Medientagebuch: Dritte Stimme für Basel

Nr. 21 –

Guy Krneta über die Notwendigkeit der «TagesWoche»

Zürcherinnen und Bernern klarzumachen, was auf dem Medienplatz Basel abläuft, ist oft nicht einfach. Christoph Blochers Übernahme der «Basler Zeitung» («BaZ») ist bekannt. Aber was ein Blatt bewirkt, das dafür subventioniert wird, «Politik aus den Angeln zu heben», ist schwer zu begreifen. Auch in Basel selbst fehlt heute die Gesprächsbasis dafür. Wer nicht von Amtes wegen glaubt, die Blocher-Zeitung lesen zu müssen, hat sie längst aus dem Blickfeld verloren. Und ist entsetzt, wenn er sie doch einmal in die Hände bekommt, wie geballt sich hier ideologische Verbiesterung an Dauerskandalisierung, billigster Boulevard an SDA-Nachricht und abgestandenen Stammtischhumor reiht. Man frage nicht, wie die Zielgruppe dieser Zeitung aussieht. Sie müsste aus Zombies bestehen.

Welche politischen Folgen das Gebräu vor Ort hat, lässt sich aus den Abstimmungs- und Wahlresultaten der letzten Zeit noch kaum beurteilen. Strategisch ist die Zeitung isoliert. Blocher hat zwar dank der «BaZ» ein bisschen den Fuss drin bei Tamedia und ein bisschen beim Schweizer Fernsehen. Weitere Einflussbereiche kann er aber höchstens durch neue Gratisangebote im Mittelland gewinnen. Die «BaZ» – genauer: deren Chefredaktor – wird national häufiger zitiert als früher, doch immer nur als Parteistimme. In der Region Basel führen der gereizte Ton der Zeitung und die gezielte Verbreitung falscher Fakten zu zunehmend gehässigeren Debatten, zu verstärkter Polarisierung, Personifizierung und im Grunde zur Entpolitisierung der Politik.
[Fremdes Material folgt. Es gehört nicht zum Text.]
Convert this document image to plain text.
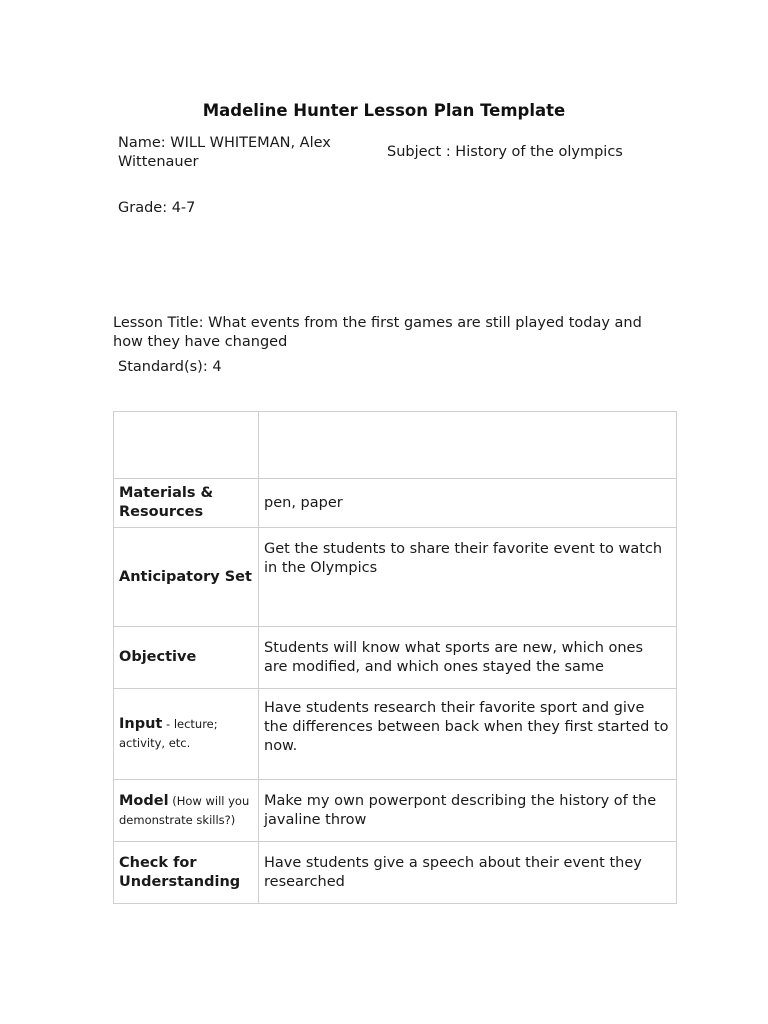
Madeline Hunter Lesson Plan Template
Name: WILL WHITEMAN, Alex Wittenauer
Subject : History of the olympics
Grade: 4-7
Lesson Title: What events from the first games are still played today and how they have changed
Standard(s): 4

Materials & Resources	pen, paper
Anticipatory Set	Get the students to share their favorite event to watch in the Olympics
Objective	Students will know what sports are new, which ones are modified, and which ones stayed the same
Input - lecture; activity, etc.	Have students research their favorite sport and give the differences between back when they first started to now.
Model (How will you demonstrate skills?)	Make my own powerpont describing the history of the javaline throw
Check for Understanding	Have students give a speech about their event they researched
Sowie zur Dauerfrage: Reagieren oder ignorieren?

Solange die «BaZ» quasi Monopolzeitung war, stellte sich die Frage, wo man überhaupt hätte reagieren können. Die neue «BaZ»-Konkurrenz ihrerseits steht heute im Dilemma, ob sie die Themensetzung des Blocher-Blatts verschweigt oder erwidert und ihm so zusätzliches Gewicht verleiht. Die «TagesWoche» hatte anfänglich beteuert, «keine Anti-BaZ» sein zu wollen. Mittlerweile hat sich ihr Ton gegenüber dem früheren Platzhirsch verschärft. Unerklärlich ist mir allerdings, warum sie auf ihrer Website weiterhin Links zur «BaZ» aufschaltet.

Auch die «bz Basel», ein Ableger der «Basellandschaftlichen Zeitung» und der AZ Medien aus Baden, fährt einen entschiedeneren Kurs, der auf Faktenwahrheit und Stimmenvielfalt beharrt. Die «bz Basel» könnte heute jene Forumszeitung sein, die sich viele Baslerinnen und Basler nach der «BaZ»-Übernahme durch Blocher gewünscht haben – hätte sie nicht ihre Liestaler Herkunft, den Aargauer Mantelteil (mit viel Badener Altlasten) und einen tautologischen Namen. Doch sollte der geplante Ausbau der Zeitung tatsächlich weitergehen, könnte sie die «BaZ» endlich in jene Nische verweisen, in der diese ideologisch längst steckt.

Dann würde sich auch die Funktion der «TagesWoche» als «dritte Stimme» klären – und als einziges der drei Medien, das über einen eigenständigen Basler Onlineauftritt verfügt. Enttäuschend ist, dass selbst im Onlinebereich die «TagesWoche» mit heute 123 000 «Unique Clients» noch nicht mal ein Viertel jener Leute erreicht, die die von Newsnet betriebene Plattform bazonline.ch besuchen. Doch die «TagesWoche» aufgrund ihrer Papierausgabe und der kolportierten inneren Querelen zu beurteilen oder gar abzuschreiben, wie das mitunter geschieht, wäre unfair und äusserst kurzsichtig. Dafür reicht ein Blick auf die täglichen, zum Teil ausserordentlichen Onlinebeiträge. Der Verlust der «TagesWoche» wäre für Basel ein gewaltiger Rückschlag.

Der Schriftsteller Guy Krneta ist Mitbegründer der medienpolitischen Aktion «Rettet Basel!».